Литературно-эстетическая «неразбериха» (по Михайловскому, «смута») отчасти уже дореволюционной, а особенно послереволюционной эпохи главным своим объективным результатом имела перестройку языка, стиля, ритма речи, его приспособление к новому темпу событий, новому стилю жизни.

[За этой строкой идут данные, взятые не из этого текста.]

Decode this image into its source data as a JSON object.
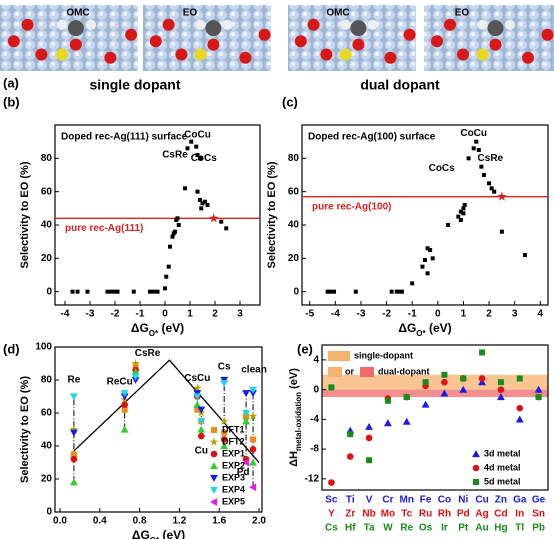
{
  "panel_a": {
    "label": "(a)",
    "images": [
      "OMC",
      "EO",
      "OMC",
      "EO"
    ],
    "groups": [
      "single dopant",
      "dual dopant"
    ]
  },
  "chart_data": [
    {
      "type": "scatter",
      "label": "(b)",
      "title": "Doped rec-Ag(111) surface",
      "xlabel": [
        "ΔG",
        "O*",
        " (eV)"
      ],
      "ylabel": "Selectivity to EO (%)",
      "xlim": [
        -4.4,
        3.8
      ],
      "xticks": [
        -4,
        -3,
        -2,
        -1,
        0,
        1,
        2,
        3
      ],
      "ylim": [
        -8,
        100
      ],
      "yticks": [
        0,
        20,
        40,
        60,
        80
      ],
      "series": [
        {
          "color": "#000000",
          "marker": "square",
          "x": [
            -3.7,
            -3.5,
            -3.1,
            -2.3,
            -2.15,
            -2.0,
            -1.9,
            -1.25,
            -0.6,
            -0.45,
            -0.3,
            0.0,
            0.05,
            0.15,
            0.2,
            0.3,
            0.35,
            0.4,
            0.45,
            0.5,
            0.55,
            0.8,
            0.9,
            1.05,
            1.25,
            1.3,
            1.4,
            1.3,
            1.4,
            1.5,
            1.45,
            1.6,
            1.7,
            2.25,
            2.45
          ],
          "values": [
            0,
            0,
            0,
            0,
            0,
            0,
            0,
            0,
            0,
            0,
            0,
            2,
            9,
            15,
            27,
            33,
            35,
            36,
            43,
            44,
            40,
            62,
            86,
            90,
            87,
            82,
            80,
            60,
            55,
            53,
            50,
            54,
            52,
            42,
            38
          ]
        }
      ],
      "annotations": [
        "CsRe",
        "CoCu",
        "CoCs"
      ],
      "reference": {
        "name": "pure rec-Ag(111)",
        "value": 44,
        "color": "#e02020"
      },
      "star": {
        "x": 1.95,
        "value": 44
      }
    },
    {
      "type": "scatter",
      "label": "(c)",
      "title": "Doped rec-Ag(100) surface",
      "xlabel": [
        "ΔG",
        "O*",
        " (eV)"
      ],
      "ylabel": "Selectivity to EO (%)",
      "xlim": [
        -5.3,
        4.3
      ],
      "xticks": [
        -5,
        -4,
        -3,
        -2,
        -1,
        0,
        1,
        2,
        3,
        4
      ],
      "ylim": [
        -8,
        100
      ],
      "yticks": [
        0,
        20,
        40,
        60,
        80
      ],
      "series": [
        {
          "color": "#000000",
          "marker": "square",
          "x": [
            -4.3,
            -4.2,
            -4.05,
            -3.2,
            -1.8,
            -1.6,
            -1.5,
            -1.4,
            -1.0,
            -0.6,
            -0.5,
            -0.4,
            -0.4,
            -0.3,
            -0.2,
            0.4,
            0.8,
            0.9,
            0.9,
            1.0,
            1.0,
            1.05,
            1.2,
            1.4,
            1.5,
            1.6,
            1.7,
            1.8,
            2.0,
            2.1,
            2.2,
            2.5,
            3.4
          ],
          "values": [
            0,
            0,
            0,
            0,
            0,
            0,
            0,
            0,
            5,
            15,
            19,
            11,
            26,
            25,
            20,
            40,
            45,
            43,
            48,
            50,
            47,
            52,
            80,
            86,
            90,
            85,
            75,
            70,
            65,
            62,
            60,
            36,
            22
          ]
        }
      ],
      "annotations": [
        "CoCu",
        "CsRe",
        "CoCs"
      ],
      "reference": {
        "name": "pure rec-Ag(100)",
        "value": 57,
        "color": "#e02020"
      },
      "star": {
        "x": 2.5,
        "value": 57
      }
    },
    {
      "type": "scatter",
      "label": "(d)",
      "xlabel": [
        "ΔG",
        "O*",
        " (eV)"
      ],
      "ylabel": "Selectivity to EO (%)",
      "xlim": [
        -0.05,
        2.03
      ],
      "xticks": [
        {
          "value": 0,
          "label": "0.0"
        },
        0.4,
        0.8,
        1.2,
        1.6,
        {
          "value": 2,
          "label": "2.0"
        }
      ],
      "ylim": [
        0,
        100
      ],
      "yticks": [
        0,
        20,
        40,
        60,
        80,
        100
      ],
      "x": [
        0.14,
        0.65,
        0.76,
        1.38,
        1.42,
        1.65,
        1.87,
        1.94
      ],
      "point_labels": [
        "Re",
        "ReCu",
        "CsRe",
        "CsCu",
        "Cu",
        "Cs",
        "Pd",
        "clean"
      ],
      "trend": {
        "x": [
          0.14,
          1.1,
          2.0
        ],
        "values": [
          37,
          92,
          30
        ],
        "color": "#000000"
      },
      "series": [
        {
          "name": "DFT1",
          "color": "#f08c1a",
          "marker": "square",
          "values": [
            35,
            62,
            88,
            62,
            55,
            48,
            58,
            44
          ]
        },
        {
          "name": "DFT2",
          "color": "#b8a000",
          "marker": "star",
          "values": [
            50,
            68,
            90,
            75,
            60,
            55,
            56,
            58
          ]
        },
        {
          "name": "EXP1",
          "color": "#e01010",
          "marker": "circle",
          "values": [
            32,
            65,
            86,
            70,
            46,
            44,
            32,
            38
          ]
        },
        {
          "name": "EXP2",
          "color": "#33cc33",
          "marker": "triangle-up",
          "values": [
            18,
            50,
            85,
            65,
            50,
            40,
            55,
            30
          ]
        },
        {
          "name": "EXP3",
          "color": "#1a1ae6",
          "marker": "triangle-down",
          "values": [
            48,
            70,
            80,
            72,
            62,
            80,
            72,
            72
          ]
        },
        {
          "name": "EXP4",
          "color": "#1ad6e6",
          "marker": "triangle-down",
          "values": [
            70,
            72,
            82,
            70,
            55,
            78,
            60,
            74
          ]
        },
        {
          "name": "EXP5",
          "color": "#e61ae6",
          "marker": "triangle-left",
          "values": [
            null,
            null,
            null,
            null,
            null,
            null,
            30,
            15
          ]
        }
      ]
    },
    {
      "type": "scatter",
      "label": "(e)",
      "ylabel": [
        "ΔH",
        "metal-oxidation",
        " (eV)"
      ],
      "ylim": [
        -13.5,
        6
      ],
      "yticks": [
        -12,
        -8,
        -4,
        0,
        4
      ],
      "bands": [
        {
          "name": "single-dopant",
          "from": 0,
          "to": 2,
          "color": "#f7b26e"
        },
        {
          "name": "dual-dopant",
          "from": -1,
          "to": 0,
          "color": "#f06a6a"
        }
      ],
      "legend_joiner": "or",
      "series": [
        {
          "name": "3d metal",
          "color": "#1a1ae6",
          "marker": "triangle-up",
          "categories": [
            "Sc",
            "Ti",
            "V",
            "Cr",
            "Mn",
            "Fe",
            "Co",
            "Ni",
            "Cu",
            "Zn",
            "Ga",
            "Ge"
          ],
          "values": [
            null,
            -5.5,
            -5,
            -4.5,
            -4.3,
            -2,
            -0.5,
            0,
            1,
            -1,
            -4,
            0
          ]
        },
        {
          "name": "4d metal",
          "color": "#e01010",
          "marker": "circle",
          "categories": [
            "Y",
            "Zr",
            "Nb",
            "Mo",
            "Tc",
            "Ru",
            "Rh",
            "Pd",
            "Ag",
            "Cd",
            "In",
            "Sn"
          ],
          "values": [
            -12.5,
            -9,
            -6.5,
            -1.2,
            -1,
            0.5,
            1,
            1.5,
            1.5,
            0,
            -2.5,
            -1
          ]
        },
        {
          "name": "5d metal",
          "color": "#1a8c1a",
          "marker": "square",
          "categories": [
            "Cs",
            "Hf",
            "Ta",
            "W",
            "Re",
            "Os",
            "Ir",
            "Pt",
            "Au",
            "Hg",
            "Tl",
            "Pb"
          ],
          "values": [
            0.3,
            -6,
            -9.5,
            -1.5,
            -1,
            1,
            2,
            1.5,
            5,
            1,
            1.5,
            -1
          ]
        }
      ]
    }
  ]
}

Архаизмы, неологизмы, чудовищные варваризмы, составные – по немецкому образцу – слова, заимствования направо и налево – совсем как в Петровскую эпоху, когда нахлынуло множество новых понятий и мыслей и люди задыхались от несоответствия старого московского языка новослагавшемуся бытовому укладу. На этом пути – переоценки слова и пополнения живого инвентаря речи – кое-что, несомненно, достигнуто, и притом не вовсе незначительное. Наш молодой, при всем своем богатстве еще юношеский язык оказался богат неисчерпаемыми возможностями. Самая мышечная система его еще не затвердела и способна к большой гибкости… От необузданного словотворчества, синтаксических и стилистических новшеств язык наш удержит, разумеется, лишь одну небольшую, может быть десятую, а то и сотую только часть, но он все же удержит ее, а главное, целиком сохраняя основу свою, он становится во многом стал уже другим. А так как и мы стали другими, значит, этот процесс в языке – необходимый и прогрессивный.

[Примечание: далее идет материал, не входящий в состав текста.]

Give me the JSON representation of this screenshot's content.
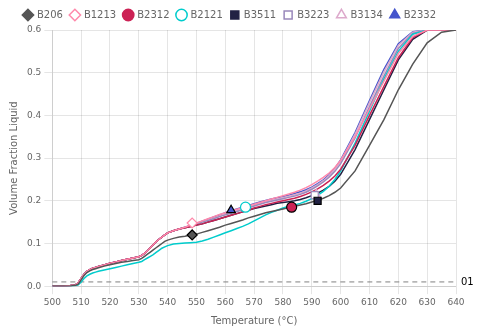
{
  "chart_data": {
    "type": "line",
    "xlabel": "Temperature (°C)",
    "ylabel": "Volume Fraction Liquid",
    "x": [
      500,
      502,
      504,
      506,
      507,
      508,
      509,
      510,
      511,
      512,
      513,
      514,
      515,
      516,
      518,
      520,
      522,
      524,
      526,
      528,
      530,
      531,
      532,
      533,
      534,
      535,
      536,
      537,
      538,
      539,
      540,
      542,
      544,
      546,
      548,
      550,
      552,
      554,
      556,
      558,
      560,
      562,
      564,
      566,
      568,
      570,
      572,
      574,
      576,
      578,
      580,
      582,
      584,
      586,
      588,
      590,
      592,
      594,
      596,
      598,
      600,
      605,
      610,
      615,
      620,
      625,
      630,
      635,
      640
    ],
    "xlim": [
      500,
      640
    ],
    "ylim": [
      0.0,
      0.6
    ],
    "xticks": [
      500,
      510,
      520,
      530,
      540,
      550,
      560,
      570,
      580,
      590,
      600,
      610,
      620,
      630,
      640
    ],
    "yticks": [
      {
        "value": 0.0,
        "label": "0.0"
      },
      0.1,
      0.2,
      0.3,
      0.4,
      0.5,
      0.6
    ],
    "grid": true,
    "legend": "top",
    "annotations": [
      {
        "y": 0.01,
        "text": "01",
        "line_style": "dashed"
      }
    ],
    "series": [
      {
        "name": "B206",
        "color": "#555555",
        "marker": "diamond",
        "marker_point": [
          548.5,
          0.12
        ],
        "values": [
          0.0,
          0.0,
          0.0,
          0.0,
          0.001,
          0.002,
          0.005,
          0.015,
          0.025,
          0.032,
          0.036,
          0.039,
          0.041,
          0.043,
          0.047,
          0.05,
          0.053,
          0.056,
          0.058,
          0.06,
          0.062,
          0.065,
          0.07,
          0.075,
          0.08,
          0.085,
          0.09,
          0.095,
          0.1,
          0.105,
          0.108,
          0.112,
          0.115,
          0.117,
          0.12,
          0.122,
          0.126,
          0.13,
          0.134,
          0.138,
          0.143,
          0.147,
          0.151,
          0.155,
          0.16,
          0.164,
          0.168,
          0.172,
          0.175,
          0.178,
          0.181,
          0.184,
          0.187,
          0.19,
          0.193,
          0.197,
          0.201,
          0.206,
          0.212,
          0.22,
          0.23,
          0.27,
          0.33,
          0.39,
          0.46,
          0.52,
          0.57,
          0.595,
          0.6
        ]
      },
      {
        "name": "B1213",
        "color": "#ff88aa",
        "marker": "open_diamond",
        "marker_point": [
          548.5,
          0.148
        ],
        "values": [
          0.0,
          0.0,
          0.0,
          0.001,
          0.002,
          0.003,
          0.008,
          0.018,
          0.028,
          0.035,
          0.039,
          0.042,
          0.044,
          0.046,
          0.05,
          0.054,
          0.057,
          0.06,
          0.063,
          0.066,
          0.069,
          0.072,
          0.077,
          0.083,
          0.09,
          0.097,
          0.104,
          0.11,
          0.115,
          0.12,
          0.125,
          0.13,
          0.134,
          0.138,
          0.143,
          0.148,
          0.153,
          0.158,
          0.163,
          0.168,
          0.172,
          0.176,
          0.18,
          0.184,
          0.188,
          0.192,
          0.196,
          0.2,
          0.204,
          0.208,
          0.212,
          0.216,
          0.22,
          0.225,
          0.231,
          0.238,
          0.246,
          0.255,
          0.265,
          0.278,
          0.295,
          0.35,
          0.415,
          0.48,
          0.545,
          0.585,
          0.6,
          0.6,
          0.6
        ]
      },
      {
        "name": "B2312",
        "color": "#cc2255",
        "marker": "circle",
        "marker_point": [
          583.0,
          0.185
        ],
        "values": [
          0.0,
          0.0,
          0.0,
          0.001,
          0.002,
          0.003,
          0.008,
          0.018,
          0.028,
          0.035,
          0.039,
          0.042,
          0.044,
          0.046,
          0.05,
          0.054,
          0.057,
          0.06,
          0.063,
          0.066,
          0.069,
          0.072,
          0.077,
          0.083,
          0.09,
          0.097,
          0.104,
          0.11,
          0.115,
          0.12,
          0.125,
          0.13,
          0.134,
          0.137,
          0.14,
          0.143,
          0.146,
          0.15,
          0.154,
          0.158,
          0.162,
          0.166,
          0.17,
          0.174,
          0.178,
          0.183,
          0.187,
          0.191,
          0.194,
          0.197,
          0.2,
          0.203,
          0.206,
          0.21,
          0.215,
          0.221,
          0.228,
          0.236,
          0.246,
          0.258,
          0.274,
          0.33,
          0.4,
          0.468,
          0.535,
          0.582,
          0.6,
          0.6,
          0.6
        ]
      },
      {
        "name": "B2121",
        "color": "#00cccc",
        "marker": "open_circle",
        "marker_point": [
          567.0,
          0.185
        ],
        "values": [
          0.0,
          0.0,
          0.0,
          0.0,
          0.0,
          0.001,
          0.003,
          0.01,
          0.018,
          0.024,
          0.028,
          0.031,
          0.033,
          0.035,
          0.038,
          0.041,
          0.044,
          0.047,
          0.05,
          0.053,
          0.056,
          0.058,
          0.062,
          0.066,
          0.07,
          0.074,
          0.079,
          0.084,
          0.089,
          0.092,
          0.095,
          0.099,
          0.1,
          0.101,
          0.102,
          0.103,
          0.106,
          0.11,
          0.115,
          0.12,
          0.125,
          0.13,
          0.135,
          0.14,
          0.146,
          0.153,
          0.16,
          0.167,
          0.173,
          0.178,
          0.183,
          0.187,
          0.19,
          0.194,
          0.199,
          0.205,
          0.213,
          0.222,
          0.234,
          0.25,
          0.27,
          0.335,
          0.41,
          0.485,
          0.55,
          0.59,
          0.6,
          0.6,
          0.6
        ]
      },
      {
        "name": "B3511",
        "color": "#222244",
        "marker": "square",
        "marker_point": [
          592.0,
          0.2
        ],
        "values": [
          0.0,
          0.0,
          0.0,
          0.001,
          0.002,
          0.003,
          0.008,
          0.018,
          0.028,
          0.035,
          0.039,
          0.042,
          0.044,
          0.046,
          0.05,
          0.054,
          0.057,
          0.06,
          0.063,
          0.066,
          0.069,
          0.072,
          0.077,
          0.083,
          0.09,
          0.097,
          0.104,
          0.11,
          0.115,
          0.12,
          0.125,
          0.13,
          0.134,
          0.137,
          0.14,
          0.143,
          0.146,
          0.15,
          0.154,
          0.158,
          0.162,
          0.166,
          0.17,
          0.174,
          0.178,
          0.182,
          0.185,
          0.188,
          0.191,
          0.194,
          0.196,
          0.198,
          0.2,
          0.203,
          0.207,
          0.212,
          0.218,
          0.225,
          0.234,
          0.246,
          0.262,
          0.32,
          0.39,
          0.46,
          0.53,
          0.578,
          0.6,
          0.6,
          0.6
        ]
      },
      {
        "name": "B3223",
        "color": "#9988bb",
        "marker": "open_square",
        "marker_point": [
          591.0,
          0.213
        ],
        "values": [
          0.0,
          0.0,
          0.0,
          0.001,
          0.002,
          0.003,
          0.008,
          0.018,
          0.028,
          0.035,
          0.039,
          0.042,
          0.044,
          0.046,
          0.05,
          0.054,
          0.057,
          0.06,
          0.063,
          0.066,
          0.069,
          0.072,
          0.077,
          0.083,
          0.09,
          0.097,
          0.104,
          0.11,
          0.115,
          0.12,
          0.125,
          0.13,
          0.134,
          0.138,
          0.142,
          0.146,
          0.15,
          0.154,
          0.158,
          0.163,
          0.167,
          0.171,
          0.175,
          0.179,
          0.183,
          0.188,
          0.192,
          0.196,
          0.199,
          0.202,
          0.205,
          0.208,
          0.211,
          0.215,
          0.22,
          0.227,
          0.235,
          0.244,
          0.255,
          0.269,
          0.287,
          0.347,
          0.42,
          0.492,
          0.557,
          0.592,
          0.6,
          0.6,
          0.6
        ]
      },
      {
        "name": "B3134",
        "color": "#ddaacc",
        "marker": "open_triangle",
        "marker_point": [
          591.5,
          0.215
        ],
        "values": [
          0.0,
          0.0,
          0.0,
          0.001,
          0.002,
          0.003,
          0.008,
          0.018,
          0.028,
          0.035,
          0.039,
          0.042,
          0.044,
          0.046,
          0.05,
          0.054,
          0.057,
          0.06,
          0.063,
          0.066,
          0.069,
          0.072,
          0.077,
          0.083,
          0.09,
          0.097,
          0.104,
          0.11,
          0.115,
          0.12,
          0.125,
          0.13,
          0.134,
          0.138,
          0.142,
          0.147,
          0.151,
          0.155,
          0.16,
          0.164,
          0.169,
          0.173,
          0.177,
          0.181,
          0.185,
          0.19,
          0.194,
          0.198,
          0.201,
          0.204,
          0.207,
          0.211,
          0.214,
          0.218,
          0.223,
          0.23,
          0.238,
          0.247,
          0.259,
          0.274,
          0.293,
          0.356,
          0.43,
          0.502,
          0.564,
          0.595,
          0.6,
          0.6,
          0.6
        ]
      },
      {
        "name": "B2332",
        "color": "#4455cc",
        "marker": "triangle",
        "marker_point": [
          562.0,
          0.178
        ],
        "values": [
          0.0,
          0.0,
          0.0,
          0.001,
          0.002,
          0.003,
          0.008,
          0.018,
          0.028,
          0.035,
          0.039,
          0.042,
          0.044,
          0.046,
          0.05,
          0.054,
          0.057,
          0.06,
          0.063,
          0.066,
          0.069,
          0.072,
          0.077,
          0.083,
          0.09,
          0.097,
          0.104,
          0.11,
          0.115,
          0.12,
          0.125,
          0.13,
          0.134,
          0.138,
          0.142,
          0.147,
          0.152,
          0.157,
          0.162,
          0.167,
          0.172,
          0.177,
          0.181,
          0.185,
          0.189,
          0.193,
          0.197,
          0.201,
          0.204,
          0.207,
          0.21,
          0.213,
          0.217,
          0.221,
          0.226,
          0.232,
          0.24,
          0.249,
          0.261,
          0.276,
          0.296,
          0.36,
          0.435,
          0.508,
          0.568,
          0.596,
          0.6,
          0.6,
          0.6
        ]
      }
    ]
  }
}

С этой точки зрения даже и футуристские эксперименты, и излишества, в большинстве эстетически отвратительные и подлежащие беспощадному изгнанию, являются в основе своей внутренне обусловленным эпизодом в процессе исторической перековки языка. Ведь и природа экспериментирует так же необузданно, разбрасывая по пути недоделки и уродства, чтоб добиться подлежащего закреплению результата!
На этом историческом удобрении что-нибудь в свое время вырастет. В этом сомневаться нельзя. А ведь в конце концов общая судьба реакционных эпох – служить навозом для эпох движения.
Пусть в этом соображении ищут утешения молодые люди в желтых кофтах и с охрой на скулах, когда мировые судьи приговаривают их к 25-рублевым штрафам на оскорбление эстетических принципов столичной полиции.